P/1 – Quantos filhos a senhora tem?
R – Quatro filhos e depois, quando a minha caçula estava com doze anos eu adotei mais dois. Um com três, um com quatro anos. Hoje um tá com 38 e o outro com 37. E sou avó de todos os filhos deles. Então atualmente eu tenho seis filhos. Quatro meus e dois do coração. São dois filhos lindos que eu tenho. Então são seis filhos maravilhosos. Todos saudáveis, todos vivos. Cada qual me deu uma quantidade linda de netos e bisnetos. Netos eu tenho 17, bisnetos já vai para onze. Eu sempre contava doze porque tinha mais uma menininha que parecia que ia viver com um dos meus netos, filha, mas não deu certo. Então, atualmente estou com onze, um deles é a do Jéferson, esse que vem aí. A Sofia. Então família está aumentando.

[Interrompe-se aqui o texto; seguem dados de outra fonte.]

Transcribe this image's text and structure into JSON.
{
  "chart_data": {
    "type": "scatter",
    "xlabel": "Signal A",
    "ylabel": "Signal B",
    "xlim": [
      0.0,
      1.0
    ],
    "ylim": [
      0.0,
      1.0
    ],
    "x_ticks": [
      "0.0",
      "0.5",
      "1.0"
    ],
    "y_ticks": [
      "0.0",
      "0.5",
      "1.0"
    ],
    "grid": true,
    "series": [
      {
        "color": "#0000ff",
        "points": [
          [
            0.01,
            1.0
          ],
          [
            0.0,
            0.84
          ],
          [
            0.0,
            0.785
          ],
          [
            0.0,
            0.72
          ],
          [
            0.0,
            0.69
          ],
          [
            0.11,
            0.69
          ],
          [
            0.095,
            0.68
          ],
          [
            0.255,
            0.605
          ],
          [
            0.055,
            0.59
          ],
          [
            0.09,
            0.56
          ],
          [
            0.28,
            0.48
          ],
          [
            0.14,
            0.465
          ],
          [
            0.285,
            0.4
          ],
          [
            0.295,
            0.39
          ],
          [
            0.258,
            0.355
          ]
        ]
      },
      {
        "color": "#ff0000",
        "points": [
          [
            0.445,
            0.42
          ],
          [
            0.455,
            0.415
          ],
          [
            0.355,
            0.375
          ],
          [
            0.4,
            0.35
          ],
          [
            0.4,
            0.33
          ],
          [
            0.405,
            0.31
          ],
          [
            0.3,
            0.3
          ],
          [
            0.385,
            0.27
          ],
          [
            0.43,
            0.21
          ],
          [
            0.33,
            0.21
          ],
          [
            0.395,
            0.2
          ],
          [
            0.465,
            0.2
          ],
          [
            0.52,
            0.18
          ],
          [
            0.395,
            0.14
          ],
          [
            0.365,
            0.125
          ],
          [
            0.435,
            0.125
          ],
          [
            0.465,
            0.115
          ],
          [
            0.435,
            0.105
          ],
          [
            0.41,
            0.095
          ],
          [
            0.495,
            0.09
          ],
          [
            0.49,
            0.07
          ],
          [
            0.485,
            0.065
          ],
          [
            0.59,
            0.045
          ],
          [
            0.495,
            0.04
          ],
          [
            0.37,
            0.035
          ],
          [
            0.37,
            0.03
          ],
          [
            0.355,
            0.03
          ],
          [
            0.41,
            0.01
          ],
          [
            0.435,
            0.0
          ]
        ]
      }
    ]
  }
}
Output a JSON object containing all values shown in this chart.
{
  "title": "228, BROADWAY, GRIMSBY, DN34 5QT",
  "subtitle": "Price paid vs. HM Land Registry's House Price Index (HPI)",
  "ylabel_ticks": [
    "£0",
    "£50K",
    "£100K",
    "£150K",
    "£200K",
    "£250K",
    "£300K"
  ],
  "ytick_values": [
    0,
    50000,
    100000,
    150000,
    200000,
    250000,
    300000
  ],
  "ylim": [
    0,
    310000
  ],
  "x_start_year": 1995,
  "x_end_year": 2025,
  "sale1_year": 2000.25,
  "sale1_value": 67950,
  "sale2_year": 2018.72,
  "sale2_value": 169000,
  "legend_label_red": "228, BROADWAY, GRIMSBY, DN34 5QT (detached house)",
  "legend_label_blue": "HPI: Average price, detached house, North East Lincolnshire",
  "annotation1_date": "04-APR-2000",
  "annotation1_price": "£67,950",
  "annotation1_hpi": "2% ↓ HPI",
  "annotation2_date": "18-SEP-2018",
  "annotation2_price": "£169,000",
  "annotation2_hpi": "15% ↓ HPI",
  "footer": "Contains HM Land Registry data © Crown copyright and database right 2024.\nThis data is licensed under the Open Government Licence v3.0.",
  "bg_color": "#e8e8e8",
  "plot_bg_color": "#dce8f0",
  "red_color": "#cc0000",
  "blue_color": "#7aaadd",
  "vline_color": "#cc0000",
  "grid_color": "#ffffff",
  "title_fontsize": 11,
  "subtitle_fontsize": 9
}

P/1 – Como foi a experiência de ser mãe?
R – Ah, maravilhosa. Muito esperado, muito esperado. Assim, ser mãe para mim era sonho, porque já que a gente tinha todo esse amor, todo esse carinho. A primeira filha foi feita por mão de médico. Eu tinha útero infantil, tive que fazer um tratamento para dilatar o útero para eu engravidar. Quando eu engravidei todo o carinho da mamãe, que ia ser a primeira neta dela. E a simplicidade da mamãe, e o meu casamento com o Chiquinho que tinha um nível melhor financeiro deu assim: a família minha parecia assim que nós éramos os ricos. Não éramos, a gente era classe média. É que nós éramos muito pobres mesmo. Então tudo a gente repartia com eles, com a mamãe. Então a gente era muito importante pra família inteira. E aí fomos alavancando a família, porque tudo o que nós dois conseguíamos, os irmãos tentavam conseguir. Os tios tentavam conseguir, então a família inteira foi sendo chamada pra cima. Em virtude desse casamento. Papai sempre lutou para que nós comprássemos a nossa casa. Enfim, então foi um casamento gostoso. E a minha gravidez, com esse tratamento – eu tive que fazer uma operação de apendicite, mesmo grávida, eu fazia isso no Hospital Matarazzo, existia ainda esse hospital nessa época o Hospital Matarazzo que agora acho que fechou. E a gente ia lá e tinha um tratamento de primeira. A primeira filha minha ganhou enxoval de Portugal, porque meu marido era jóquei. Lá veio de Portugal o enxoval para ela. E vinha os amigos querendo dar nome. E era festa, era feijoada, era isso, era churrascada. Era muito bom. A primeira filha veio assim coberta de ouro. Depois o segundo também. Porque queriam me dar anel de brilhante, pulseira de não sei o quê. Porque era homem. Mais, eu não sabia o sexo. Só sabia a hora que nascia. A menina foi a hora que nasceu e o menino também. E assim foi cada filho, que foram nascendo. Foi bom, a maternidade para mim era desejada. Eu queria muito ser mãe.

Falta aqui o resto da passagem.